Who do you think of first when you hear the term post-traumatic stress disorder (PTSD)?

Do most people think of a combat soldier, the war-hardened veteran? Or do they think of a child that is growing up with domestic violence? Did you know that both the soldier and child can develop Post-traumatic stress disorder (PTSD), producing many of the same symptoms and pitfalls impacting all areas of life with their respective experiences?

The children living with violence face a major adversity – childhood domestic violence (CDV). And the impacts of CDV can lead to disorders, such as PTSD in childhood. And for many of these children, both will impair their ability to thrive their entire lives without aid.
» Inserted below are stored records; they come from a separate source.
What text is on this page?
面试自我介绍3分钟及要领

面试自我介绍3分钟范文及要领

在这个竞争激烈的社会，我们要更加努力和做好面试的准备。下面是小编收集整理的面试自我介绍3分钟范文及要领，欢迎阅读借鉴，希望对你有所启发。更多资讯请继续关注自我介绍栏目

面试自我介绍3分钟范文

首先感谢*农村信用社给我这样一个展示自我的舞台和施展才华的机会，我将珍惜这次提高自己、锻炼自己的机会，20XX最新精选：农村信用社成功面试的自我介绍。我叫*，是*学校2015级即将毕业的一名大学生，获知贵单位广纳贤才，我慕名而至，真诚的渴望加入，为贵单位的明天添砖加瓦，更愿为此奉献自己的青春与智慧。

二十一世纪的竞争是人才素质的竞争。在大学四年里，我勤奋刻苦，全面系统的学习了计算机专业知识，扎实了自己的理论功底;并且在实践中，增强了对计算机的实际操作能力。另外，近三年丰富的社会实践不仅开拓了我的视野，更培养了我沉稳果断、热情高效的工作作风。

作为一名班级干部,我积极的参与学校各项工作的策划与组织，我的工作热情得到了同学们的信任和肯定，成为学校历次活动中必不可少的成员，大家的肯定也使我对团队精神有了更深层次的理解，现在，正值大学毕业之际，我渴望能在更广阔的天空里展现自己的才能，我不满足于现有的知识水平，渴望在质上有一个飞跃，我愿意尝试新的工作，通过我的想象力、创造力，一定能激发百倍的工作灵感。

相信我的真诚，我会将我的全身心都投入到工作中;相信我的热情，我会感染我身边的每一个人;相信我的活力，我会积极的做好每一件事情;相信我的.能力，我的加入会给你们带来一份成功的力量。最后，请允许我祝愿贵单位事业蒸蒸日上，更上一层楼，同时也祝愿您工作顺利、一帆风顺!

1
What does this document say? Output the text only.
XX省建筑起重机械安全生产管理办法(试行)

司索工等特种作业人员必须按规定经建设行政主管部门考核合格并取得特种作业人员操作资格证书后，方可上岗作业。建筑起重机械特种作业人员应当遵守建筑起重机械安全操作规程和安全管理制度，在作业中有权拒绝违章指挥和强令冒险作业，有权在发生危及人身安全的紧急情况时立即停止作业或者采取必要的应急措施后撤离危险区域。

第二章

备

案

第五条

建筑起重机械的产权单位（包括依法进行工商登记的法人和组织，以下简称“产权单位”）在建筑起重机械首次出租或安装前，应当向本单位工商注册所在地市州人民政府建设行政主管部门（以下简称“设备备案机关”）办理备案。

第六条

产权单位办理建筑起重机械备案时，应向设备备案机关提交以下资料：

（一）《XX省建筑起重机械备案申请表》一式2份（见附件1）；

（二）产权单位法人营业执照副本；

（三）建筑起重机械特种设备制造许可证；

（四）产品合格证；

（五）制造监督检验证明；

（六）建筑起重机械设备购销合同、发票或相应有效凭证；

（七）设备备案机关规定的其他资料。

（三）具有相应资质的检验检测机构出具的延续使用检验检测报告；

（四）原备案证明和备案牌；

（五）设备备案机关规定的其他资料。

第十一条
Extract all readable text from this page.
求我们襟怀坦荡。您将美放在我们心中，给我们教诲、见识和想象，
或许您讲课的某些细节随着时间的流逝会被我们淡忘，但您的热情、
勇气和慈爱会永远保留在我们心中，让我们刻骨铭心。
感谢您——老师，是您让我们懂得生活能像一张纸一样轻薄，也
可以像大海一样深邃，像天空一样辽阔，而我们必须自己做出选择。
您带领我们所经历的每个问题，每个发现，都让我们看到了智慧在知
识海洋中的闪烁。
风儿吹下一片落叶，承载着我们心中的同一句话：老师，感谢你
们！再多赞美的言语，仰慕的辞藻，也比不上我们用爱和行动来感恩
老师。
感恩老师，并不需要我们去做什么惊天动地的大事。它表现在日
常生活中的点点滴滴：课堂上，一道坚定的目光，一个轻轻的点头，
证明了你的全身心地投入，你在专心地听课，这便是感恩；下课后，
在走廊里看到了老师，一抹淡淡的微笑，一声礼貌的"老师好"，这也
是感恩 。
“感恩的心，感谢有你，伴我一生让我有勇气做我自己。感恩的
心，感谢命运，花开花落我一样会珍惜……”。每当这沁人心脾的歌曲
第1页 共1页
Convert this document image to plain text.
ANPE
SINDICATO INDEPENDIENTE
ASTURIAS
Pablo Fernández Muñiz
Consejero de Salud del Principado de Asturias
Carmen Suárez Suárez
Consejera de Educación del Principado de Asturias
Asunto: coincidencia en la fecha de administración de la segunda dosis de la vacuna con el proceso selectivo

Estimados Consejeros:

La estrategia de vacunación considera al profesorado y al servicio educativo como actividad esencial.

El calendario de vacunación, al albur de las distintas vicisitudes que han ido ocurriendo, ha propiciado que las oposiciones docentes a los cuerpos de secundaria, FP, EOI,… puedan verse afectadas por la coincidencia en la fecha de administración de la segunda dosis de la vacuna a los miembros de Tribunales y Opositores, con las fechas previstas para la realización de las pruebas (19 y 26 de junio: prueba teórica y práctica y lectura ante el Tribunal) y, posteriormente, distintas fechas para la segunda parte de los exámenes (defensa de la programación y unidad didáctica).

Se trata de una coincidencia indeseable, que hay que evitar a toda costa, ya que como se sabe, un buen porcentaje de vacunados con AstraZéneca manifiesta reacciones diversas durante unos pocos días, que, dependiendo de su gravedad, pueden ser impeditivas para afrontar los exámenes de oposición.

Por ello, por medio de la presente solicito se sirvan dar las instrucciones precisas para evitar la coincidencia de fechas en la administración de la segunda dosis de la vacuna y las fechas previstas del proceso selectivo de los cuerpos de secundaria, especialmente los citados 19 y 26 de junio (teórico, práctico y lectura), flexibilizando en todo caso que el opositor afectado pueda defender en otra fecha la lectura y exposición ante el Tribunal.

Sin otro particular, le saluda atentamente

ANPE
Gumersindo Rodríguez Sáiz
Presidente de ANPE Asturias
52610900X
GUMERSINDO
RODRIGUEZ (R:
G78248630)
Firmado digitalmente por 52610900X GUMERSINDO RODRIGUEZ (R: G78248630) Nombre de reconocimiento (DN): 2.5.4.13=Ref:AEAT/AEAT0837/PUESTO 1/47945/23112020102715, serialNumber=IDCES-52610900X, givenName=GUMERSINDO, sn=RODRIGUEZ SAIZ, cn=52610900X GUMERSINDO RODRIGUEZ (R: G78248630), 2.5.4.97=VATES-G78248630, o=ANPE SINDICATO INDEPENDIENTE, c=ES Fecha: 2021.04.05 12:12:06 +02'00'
Post-Traumatic Stress Disorder (PTSD)

Before looking further into statistics or comparisons around PTSD, here is a quick definition, provided by the National Institute of Mental Health:

“PTSD is a disorder that develops in some people who have experienced a shocking, scary, or dangerous event. It is natural to feel afraid during and after a traumatic situation. Fear is a part of the body’s ‘fight-or-flight’ response, which helps us to avoid or respond to potential danger.”

Post-Traumatic Stress Disorder (PTSD) in Children

In the U.S., approximately 1 in 6 children have witnessed domestic violence in their lifetimes. More than 1 in 5 have witnessed other assaults in their families. One of the most common psychological responses to violence exposure is PTSD.

Exposure to violence is a risk factor for PTSD in children

How is PTSD in a child growing up with domestic violence like that of a combat soldier?

CDV changes the patterns of the brain similarly to the way combat impacts a soldier’s brain. Like the soldier who experiences trauma in wartime, the trauma of CDV increases the risk of chronic health problems, mental illness, and substance abuse.

Children that grow up with domestic violence are more prone to obsessively worry, have more fears and feel more helpless. These feelings induce enough toxic stress in the body to change brain structure and cause disorders such as PTSD. Negative effects may include anxiety, nightmares, depression, withdrawal and aggression.

PTSD Symptoms

And although the adult soldier has lived life longer than the child, the effects of PTSD are similar. They, like the children, develop brain patterns that change what they believe and how they would typically respond under less duress.

The trauma of war and the trauma of domestic violence both rewire the brain in much the same way.

What is Post traumatic growth?

On the flip side of PTSD, is Post traumatic growth – it’s the ability to experience positive changes after major trauma.

It is estimated that 50% – 66% of trauma survivors may experience post-traumatic growth. An important concept is that those who experience this growth, not only persevere, and become resilient. They also have the capacity to reflect, grow and shift one’s perspective.

And although not everyone will sustain Post traumatic growth, the research is improving and growing on how to help both child and adult get a better handle of their lives while living with PTSD. In most cases of PTSD, professional help is needed, but NIH offers up some suggestions of how anyone can provide support.

Helping children of domestic violence recover from PTSD

Children who experience domestic violence have the capacity for great resilience under adversity, though some of these children will develop PTSD. And some will require one or more forms of professional assistance.

PsychCentral.com provides a guideline for caregivers/parents broken down by age on how to help children that have developed PTSD.

Fortunately, more studies are being conducted and more awareness is being spread to show the connections of CDV to PTSD, and how it can rewire the brain. The striking comparison of two brains being rewired the same way shows how traumatic CDV is for a child- akin to combat conditions for a soldier.

If these children get the help they need, they will be able to step out of the shadow of CDV and PTSD and grow up to be the thriving adults they are meant to be.